When performing SAN maintenance or while having an unexpected storage path outage, once the storage path is back up the NFNIC driver will be unable to add those paths back. You will observed the following sequence continuously in /var/log/vmkernel.log:
WARNING: nfnic: <2>: fnic_handle_report_lun: 1467: lun add failure! in_remove: 0 ioAllowed: 1
WARNING: nfnic: <2>: fnic_tport_event_handler: 2130: lunmap update failed,retry ..
nfnic: <2>: INFO: fnic_handle_report_lun: 1380: Report luns response for target_fcid : 0xaf01e0 target_id:283 num_luns 10
WARNING: nfnic: <2>: fnic_handle_report_lun: 1442: vmk_ScsiScanAndClaimPaths returned BUSY
You will also observe the following events related to StorageFPIN:
WARNING: StorageFPIN: 521: Failed to allocate memory.

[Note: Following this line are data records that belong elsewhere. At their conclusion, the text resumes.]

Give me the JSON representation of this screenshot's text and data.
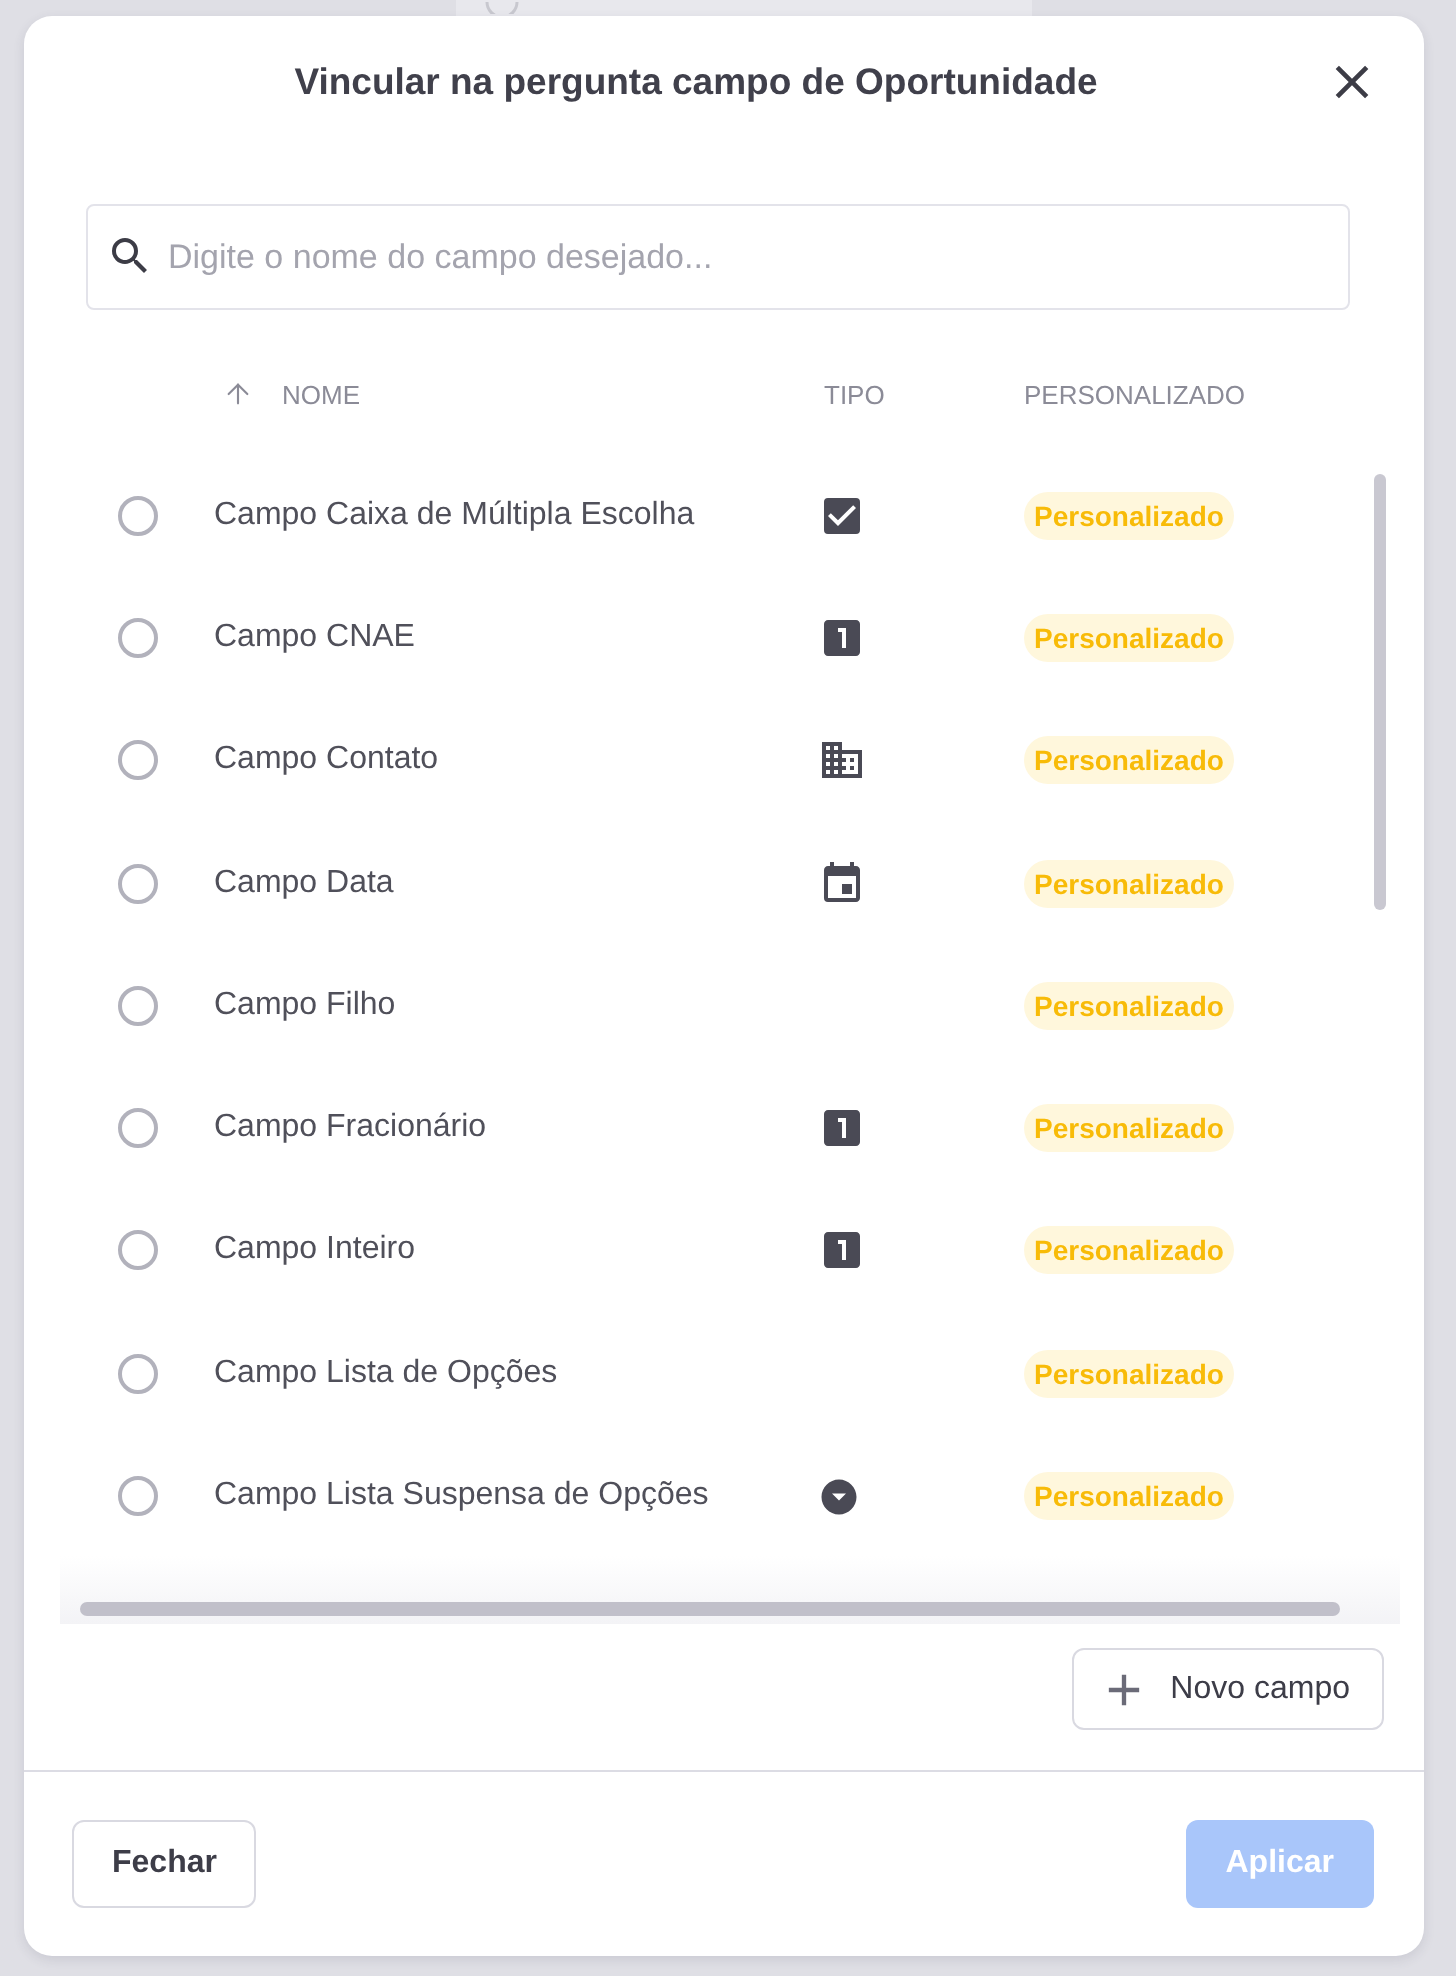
{
  "dialog": {
    "title": "Vincular na pergunta campo de Oportunidade",
    "search": {
      "placeholder": "Digite o nome do campo desejado..."
    },
    "table": {
      "columns": [
        {
          "label": "NOME",
          "sorted": true
        },
        {
          "label": "TIPO",
          "sorted": false
        },
        {
          "label": "PERSONALIZADO",
          "sorted": false
        }
      ],
      "rows": [
        {
          "name": "Campo Caixa de Múltipla Escolha",
          "kind": "checkbox",
          "badge": "Personalizado",
          "selected": false
        },
        {
          "name": "Campo CNAE",
          "kind": "number",
          "badge": "Personalizado",
          "selected": false
        },
        {
          "name": "Campo Contato",
          "kind": "building",
          "badge": "Personalizado",
          "selected": false
        },
        {
          "name": "Campo Data",
          "kind": "calendar",
          "badge": "Personalizado",
          "selected": false
        },
        {
          "name": "Campo Filho",
          "kind": "none",
          "badge": "Personalizado",
          "selected": false
        },
        {
          "name": "Campo Fracionário",
          "kind": "number",
          "badge": "Personalizado",
          "selected": false
        },
        {
          "name": "Campo Inteiro",
          "kind": "number",
          "badge": "Personalizado",
          "selected": false
        },
        {
          "name": "Campo Lista de Opções",
          "kind": "none",
          "badge": "Personalizado",
          "selected": false
        },
        {
          "name": "Campo Lista Suspensa de Opções",
          "kind": "dropdown",
          "badge": "Personalizado",
          "selected": false
        }
      ]
    },
    "new_field_button": "Novo campo",
    "buttons": [
      {
        "label": "Fechar",
        "kind": "secondary",
        "disabled": false
      },
      {
        "label": "Aplicar",
        "kind": "primary",
        "disabled": true
      }
    ]
  }
}
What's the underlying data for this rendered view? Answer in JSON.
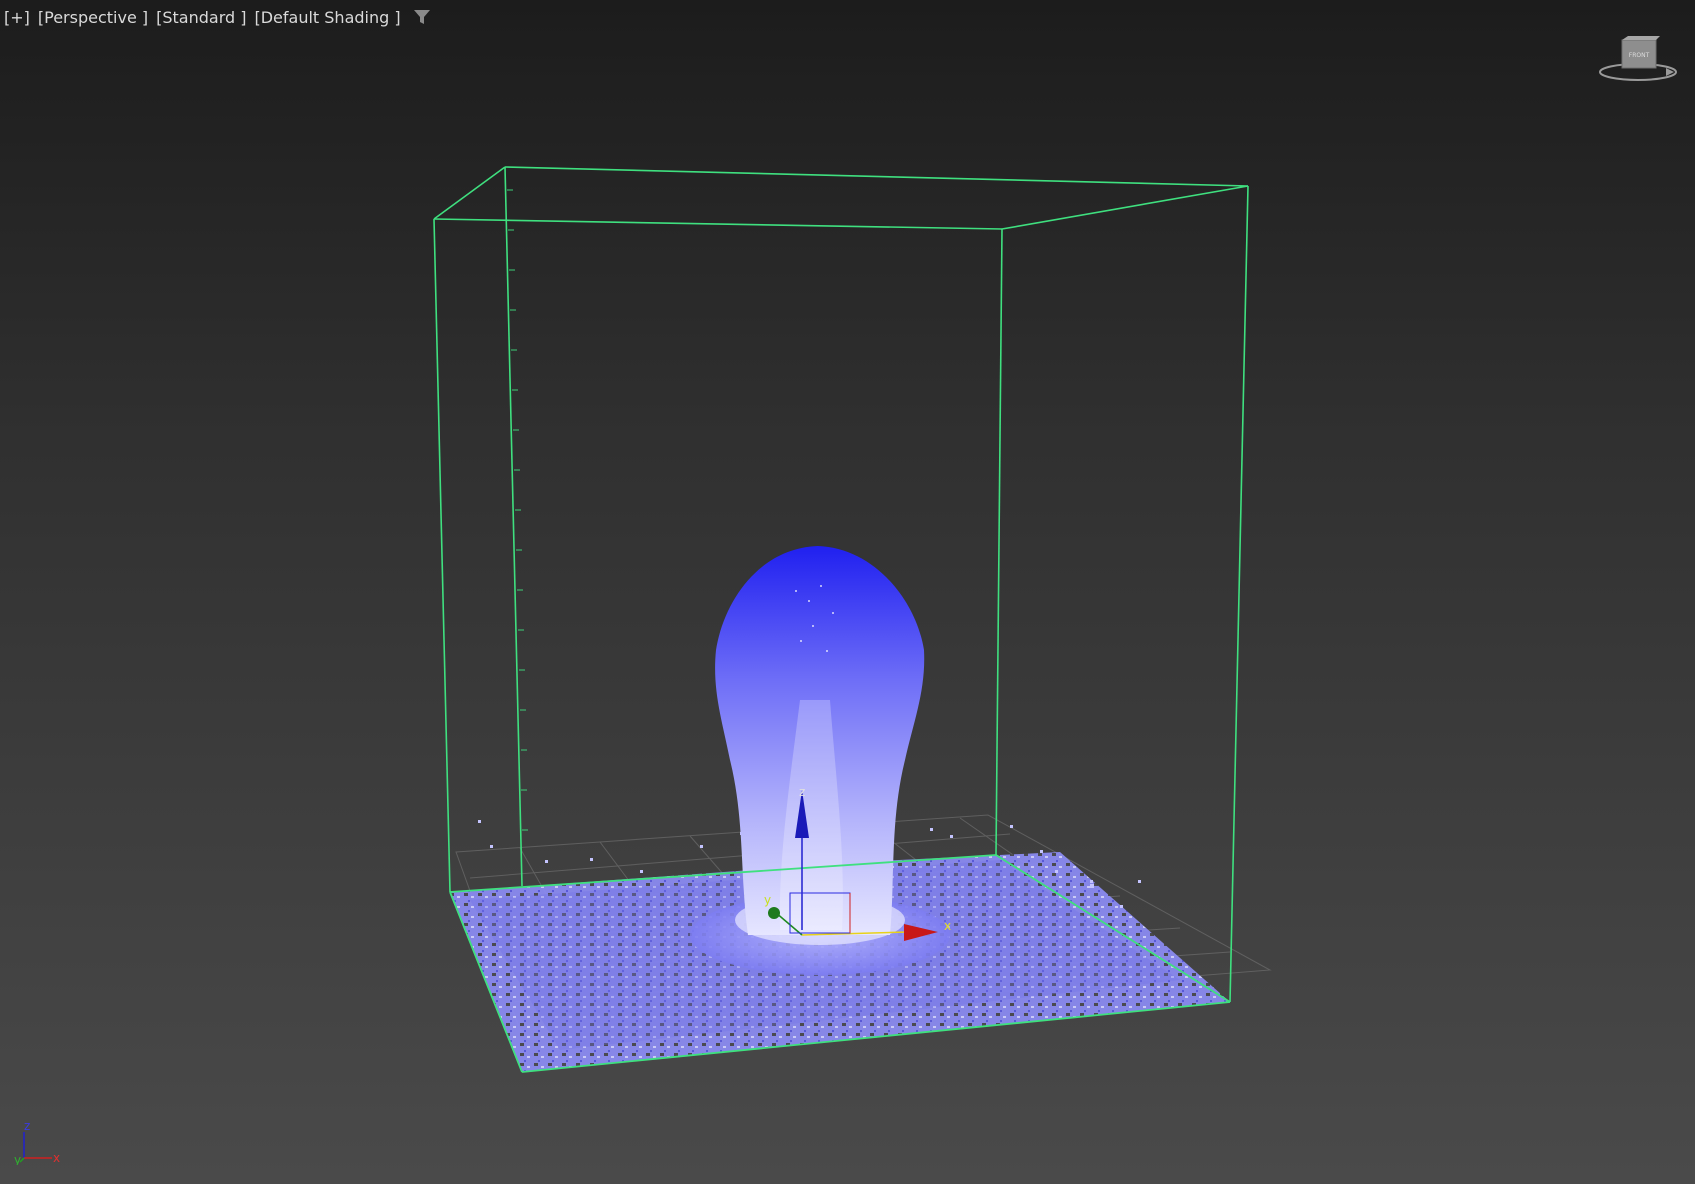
{
  "viewport": {
    "labels": {
      "plus": "[+]",
      "view": "[Perspective ]",
      "mode": "[Standard ]",
      "shading": "[Default Shading ]"
    },
    "filter_icon": "filter-funnel-icon",
    "viewcube_label": "FRONT",
    "gizmo": {
      "x_label": "x",
      "y_label": "y",
      "z_label": "z"
    },
    "tripod": {
      "x_label": "x",
      "y_label": "y",
      "z_label": "z"
    }
  },
  "colors": {
    "background_top": "#1c1c1c",
    "background_bottom": "#4a4a4a",
    "bounding_box": "#3fe07f",
    "particles_dark": "#2d2df0",
    "particles_light": "#c9c9ff",
    "axis_x": "#e02020",
    "axis_y": "#20a020",
    "axis_z": "#2020d0",
    "grid": "#7a7a7a"
  }
}
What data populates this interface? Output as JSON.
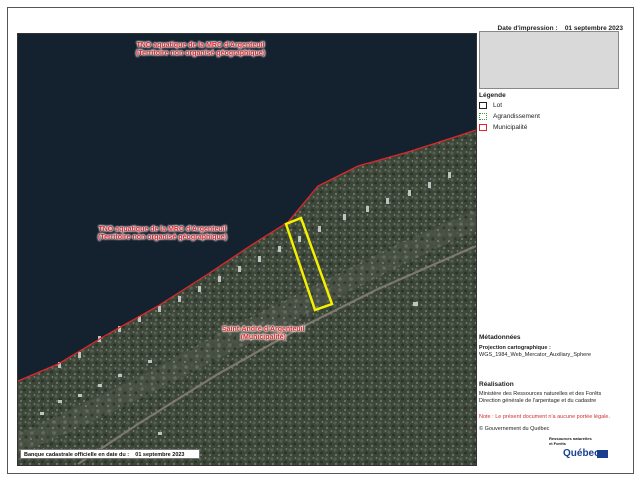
{
  "map": {
    "labels": {
      "tno_top_name": "TNO aquatique de la MRC d'Argenteuil",
      "tno_top_sub": "(Territoire non organisé géographique)",
      "tno_mid_name": "TNO aquatique de la MRC d'Argenteuil",
      "tno_mid_sub": "(Territoire non organisé géographique)",
      "muni_name": "Saint-André-d'Argenteuil",
      "muni_sub": "(Municipalité)"
    },
    "colors": {
      "water": "#13202e",
      "forest": "#3b4437",
      "municipality_line": "#e0262a",
      "lot_outline": "#f4f000"
    }
  },
  "cadastre_bar": {
    "text": "Banque cadastrale officielle en date du :",
    "date": "01 septembre 2023"
  },
  "side": {
    "print_date_label": "Date d'impression :",
    "print_date_value": "01 septembre 2023",
    "legend": {
      "title": "Légende",
      "items": [
        {
          "label": "Lot",
          "icon": "lot-swatch-icon"
        },
        {
          "label": "Agrandissement",
          "icon": "agrandissement-swatch-icon"
        },
        {
          "label": "Municipalité",
          "icon": "municipalite-swatch-icon"
        }
      ]
    },
    "metadata": {
      "title": "Métadonnées",
      "projection_label": "Projection cartographique :",
      "projection_value": "WGS_1984_Web_Mercator_Auxiliary_Sphere"
    },
    "realisation": {
      "title": "Réalisation",
      "line1": "Ministère des Ressources naturelles et des Forêts",
      "line2": "Direction générale de l'arpentage et du cadastre"
    },
    "note": "Note : Le présent document n'a aucune portée légale.",
    "copyright": "© Gouvernement du Québec",
    "logo": {
      "small_line1": "Ressources naturelles",
      "small_line2": "et Forêts",
      "main": "Québec"
    }
  }
}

WARNING: Heap: 3645: Heap storageFPINHeap already at its maximum size. Cannot expand.
FPIN (Fabric Performance Impact Notifications) capability was added to ESXi 8.0 U2 to be able to better understand fabric related issues. Due to a bug in the StorageFPIN code, when FPIN tries to allocate memory and is unable to, it can hold onto a reference count on the paths which prevents the Cisco NFNIC driver from being able to allocate new paths or re-establish existing ones.
This is a known issue with both FPIN as well as how the Cisco NFNIC driver is coded to behave when there are path losses. The NFNIC driver does not save storage port bindings so when a storage path reestablishes after an outage or path loss, it will simply create brand new paths and increment target numbers. Because of the bug with FPIN keeping a reference count on those paths, the Cisco NFNIC driver is unable to establish new paths.
A code fix to alter the FPIN open reference count behavior will be available in an upcoming ESXi 8.x release.
Cisco will be releasing NFNIC driver 5.0.0.46 that will change the driver behavior so it will use fixed Target IDs: https://bst.cisco.com/quickview/bug/CSCwn00553
To workaround this issue, it is recommended to disable FPIN on ESXi 8.0 hosts, especially when using Cisco UCS and NFNIC:
esxcli storage fpin info set -e false
To confirm the setting:
esxcli storage fpin info get
Note: This setting change does not require a reboot on its own however if an ESXi host is already in a memory heap exhaustion state for storageFPINHeap then rebooting the host is required after making this setting change.